(RSF/IFEX) – RSF has called on the authorities to protect two journalists who were briefly detained by an outlawed fundamentalist group in the Khyber Agency region of Pakistan’s tribal areas on 18 September 2003. The journalists have been threatened and are concerned for their safety. Nasrullah Afridi and Aurangzeb Afridi, correspondents for the Peshawar-based, Urdu-language […]
(RSF/IFEX) – RSF has called on the authorities to protect two journalists who were briefly detained by an outlawed fundamentalist group in the Khyber Agency region of Pakistan’s tribal areas on 18 September 2003. The journalists have been threatened and are concerned for their safety.
Nasrullah Afridi and Aurangzeb Afridi, correspondents for the Peshawar-based, Urdu-language dailies “Mashriq” and “Subah Morning”, were held in a private prison by the Unity of Ulemas Organisation (Tanzeem Ittehad-e-Ulema) for several hours before being released following pressure from influential persons.
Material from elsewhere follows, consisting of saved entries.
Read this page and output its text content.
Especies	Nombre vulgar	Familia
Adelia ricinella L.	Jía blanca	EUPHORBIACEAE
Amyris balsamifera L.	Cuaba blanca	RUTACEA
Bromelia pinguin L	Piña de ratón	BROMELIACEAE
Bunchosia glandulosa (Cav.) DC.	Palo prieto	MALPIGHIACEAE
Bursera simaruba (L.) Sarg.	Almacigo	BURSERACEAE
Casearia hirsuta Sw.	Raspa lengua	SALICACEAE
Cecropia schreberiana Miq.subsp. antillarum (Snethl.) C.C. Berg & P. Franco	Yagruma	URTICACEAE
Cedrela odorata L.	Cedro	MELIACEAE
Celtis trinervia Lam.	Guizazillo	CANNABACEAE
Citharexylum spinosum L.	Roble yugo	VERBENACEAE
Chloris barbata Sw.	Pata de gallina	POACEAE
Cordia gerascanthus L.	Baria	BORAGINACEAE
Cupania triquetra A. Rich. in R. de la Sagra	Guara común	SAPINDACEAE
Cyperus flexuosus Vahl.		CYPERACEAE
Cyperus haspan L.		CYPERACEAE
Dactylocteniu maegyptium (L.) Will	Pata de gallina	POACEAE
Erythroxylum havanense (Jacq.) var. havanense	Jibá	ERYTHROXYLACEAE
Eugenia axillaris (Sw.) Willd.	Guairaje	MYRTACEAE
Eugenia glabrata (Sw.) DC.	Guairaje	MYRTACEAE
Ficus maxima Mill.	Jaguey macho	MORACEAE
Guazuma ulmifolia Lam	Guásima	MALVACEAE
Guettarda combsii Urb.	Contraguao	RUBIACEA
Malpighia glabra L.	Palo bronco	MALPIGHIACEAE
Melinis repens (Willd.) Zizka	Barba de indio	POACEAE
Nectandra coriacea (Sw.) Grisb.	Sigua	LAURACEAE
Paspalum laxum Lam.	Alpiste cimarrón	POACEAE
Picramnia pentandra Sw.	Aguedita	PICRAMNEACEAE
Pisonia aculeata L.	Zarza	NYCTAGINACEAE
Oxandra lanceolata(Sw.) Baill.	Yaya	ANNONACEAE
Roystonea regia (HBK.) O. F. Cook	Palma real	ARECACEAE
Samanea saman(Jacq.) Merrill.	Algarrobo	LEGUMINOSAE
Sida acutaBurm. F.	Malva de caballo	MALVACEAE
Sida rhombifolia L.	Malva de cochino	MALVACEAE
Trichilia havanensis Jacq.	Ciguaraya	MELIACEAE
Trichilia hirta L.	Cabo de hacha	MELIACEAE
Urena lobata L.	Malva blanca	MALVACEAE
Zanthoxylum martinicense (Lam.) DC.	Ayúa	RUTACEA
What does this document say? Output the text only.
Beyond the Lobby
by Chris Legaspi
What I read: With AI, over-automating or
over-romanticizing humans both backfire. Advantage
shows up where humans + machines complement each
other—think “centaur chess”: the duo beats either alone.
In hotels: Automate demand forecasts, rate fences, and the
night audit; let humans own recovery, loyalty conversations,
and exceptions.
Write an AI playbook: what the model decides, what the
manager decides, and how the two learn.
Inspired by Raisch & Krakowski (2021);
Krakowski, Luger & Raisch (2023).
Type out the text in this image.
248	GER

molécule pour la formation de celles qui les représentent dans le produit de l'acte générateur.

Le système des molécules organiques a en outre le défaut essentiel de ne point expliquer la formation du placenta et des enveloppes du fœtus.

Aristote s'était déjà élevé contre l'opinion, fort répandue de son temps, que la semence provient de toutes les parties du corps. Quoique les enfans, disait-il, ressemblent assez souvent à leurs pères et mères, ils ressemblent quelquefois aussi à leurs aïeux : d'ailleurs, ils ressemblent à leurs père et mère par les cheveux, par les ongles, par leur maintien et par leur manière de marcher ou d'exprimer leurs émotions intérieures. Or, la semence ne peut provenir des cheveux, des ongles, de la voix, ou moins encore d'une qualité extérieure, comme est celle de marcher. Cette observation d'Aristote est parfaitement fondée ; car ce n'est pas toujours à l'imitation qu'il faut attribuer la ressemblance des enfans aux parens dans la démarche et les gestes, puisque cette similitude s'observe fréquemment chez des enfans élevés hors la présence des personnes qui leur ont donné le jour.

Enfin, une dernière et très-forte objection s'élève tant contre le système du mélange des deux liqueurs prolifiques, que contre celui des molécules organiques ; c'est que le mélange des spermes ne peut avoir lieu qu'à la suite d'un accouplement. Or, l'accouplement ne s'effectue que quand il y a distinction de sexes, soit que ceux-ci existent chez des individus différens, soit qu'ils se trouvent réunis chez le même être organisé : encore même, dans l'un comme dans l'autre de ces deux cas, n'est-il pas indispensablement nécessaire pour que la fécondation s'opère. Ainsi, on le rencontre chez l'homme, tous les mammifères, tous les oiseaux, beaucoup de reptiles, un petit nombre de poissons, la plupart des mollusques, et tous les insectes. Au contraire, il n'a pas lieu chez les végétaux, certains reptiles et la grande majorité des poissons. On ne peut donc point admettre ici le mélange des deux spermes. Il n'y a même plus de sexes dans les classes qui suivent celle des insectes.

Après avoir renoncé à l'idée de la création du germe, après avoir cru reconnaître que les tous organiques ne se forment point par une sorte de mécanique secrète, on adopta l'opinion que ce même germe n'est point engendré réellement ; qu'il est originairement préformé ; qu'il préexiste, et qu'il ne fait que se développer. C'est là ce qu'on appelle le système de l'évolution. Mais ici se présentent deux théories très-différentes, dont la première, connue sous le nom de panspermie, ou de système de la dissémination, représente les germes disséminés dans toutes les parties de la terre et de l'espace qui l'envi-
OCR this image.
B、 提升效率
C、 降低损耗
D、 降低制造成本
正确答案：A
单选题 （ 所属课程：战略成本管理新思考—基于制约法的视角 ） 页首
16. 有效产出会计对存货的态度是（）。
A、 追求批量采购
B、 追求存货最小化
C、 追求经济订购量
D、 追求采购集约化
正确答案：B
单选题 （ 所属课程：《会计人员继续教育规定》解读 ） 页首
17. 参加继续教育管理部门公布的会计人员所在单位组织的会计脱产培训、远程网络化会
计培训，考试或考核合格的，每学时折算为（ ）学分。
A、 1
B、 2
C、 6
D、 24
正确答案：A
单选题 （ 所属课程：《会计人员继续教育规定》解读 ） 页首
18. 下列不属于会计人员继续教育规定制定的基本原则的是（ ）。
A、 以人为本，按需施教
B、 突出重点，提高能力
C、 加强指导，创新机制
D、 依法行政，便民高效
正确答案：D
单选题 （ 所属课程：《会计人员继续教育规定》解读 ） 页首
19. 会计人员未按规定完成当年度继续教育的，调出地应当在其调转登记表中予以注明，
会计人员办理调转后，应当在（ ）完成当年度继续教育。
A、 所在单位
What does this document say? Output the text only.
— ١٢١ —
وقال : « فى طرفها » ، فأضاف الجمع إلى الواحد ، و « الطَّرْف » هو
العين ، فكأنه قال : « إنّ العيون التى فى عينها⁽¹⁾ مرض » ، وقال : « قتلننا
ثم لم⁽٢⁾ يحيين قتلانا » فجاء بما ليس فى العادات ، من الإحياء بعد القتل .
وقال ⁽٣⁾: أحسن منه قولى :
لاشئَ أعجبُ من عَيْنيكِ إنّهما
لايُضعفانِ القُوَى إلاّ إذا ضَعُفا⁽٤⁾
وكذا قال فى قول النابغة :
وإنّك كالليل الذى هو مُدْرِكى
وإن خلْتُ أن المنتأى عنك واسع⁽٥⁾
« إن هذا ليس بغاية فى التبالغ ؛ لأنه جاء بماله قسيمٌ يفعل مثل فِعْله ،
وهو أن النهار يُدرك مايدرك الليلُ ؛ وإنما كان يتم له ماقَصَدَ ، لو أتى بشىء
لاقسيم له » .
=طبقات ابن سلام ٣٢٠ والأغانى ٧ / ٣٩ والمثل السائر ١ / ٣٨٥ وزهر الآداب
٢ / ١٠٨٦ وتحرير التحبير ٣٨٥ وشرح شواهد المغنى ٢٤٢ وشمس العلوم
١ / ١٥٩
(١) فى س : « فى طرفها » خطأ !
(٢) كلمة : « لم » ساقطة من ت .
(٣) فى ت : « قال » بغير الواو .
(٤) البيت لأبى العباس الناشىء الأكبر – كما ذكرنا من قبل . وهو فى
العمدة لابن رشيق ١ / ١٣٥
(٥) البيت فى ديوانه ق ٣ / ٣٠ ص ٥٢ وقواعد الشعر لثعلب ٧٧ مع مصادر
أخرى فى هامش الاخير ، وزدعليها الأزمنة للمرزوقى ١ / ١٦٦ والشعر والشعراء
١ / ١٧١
They were then summoned for a meeting with the organisation, but did not attend. They have since continued to receive threats warning them that they should fear for their lives if “they don’t give up the idea of a free press in the Khyber Agency.”
RSF urged North-West Frontier Province Governor Syed Iftikhar Hussain Shah to do everything necessary to guarantee their safety. The organisation also called for an investigation into their arrest and detention by the private militia of an organisation that has been officially declared illegal.
“Journalists in the tribal areas work in difficult conditions due to the absence of laws guaranteeing press freedom,” RSF said in a letter to the government. “If they must also protect themselves from religious groups equipped with militias and private prisons, then all hope of independent news reporting in this strategic region is lost.”
Nasrullah Afridi and Aurangzeb Afridi are president and vice-president, respectively, of the Tribal Union of Journalists in the Khyber Agency. When detained, they had just filed a report on the Tanzeem Ittehad-e-Ulema’s abduction of two people from Lahore.
In a previous report, Nasrullah Afridi had described Tanzeem Ittehad-e-Ulema as an “illegal group,” recalling that it has been banned for the past five years. Nonetheless, it has an armed wing comprising 3,000 people in the tribal areas and imposes its own law in the region. A 15 September report in the daily “Ausaf Khadrian” claimed that Tanzeem Ittehad-e-Ulema was financed by funds from contraband.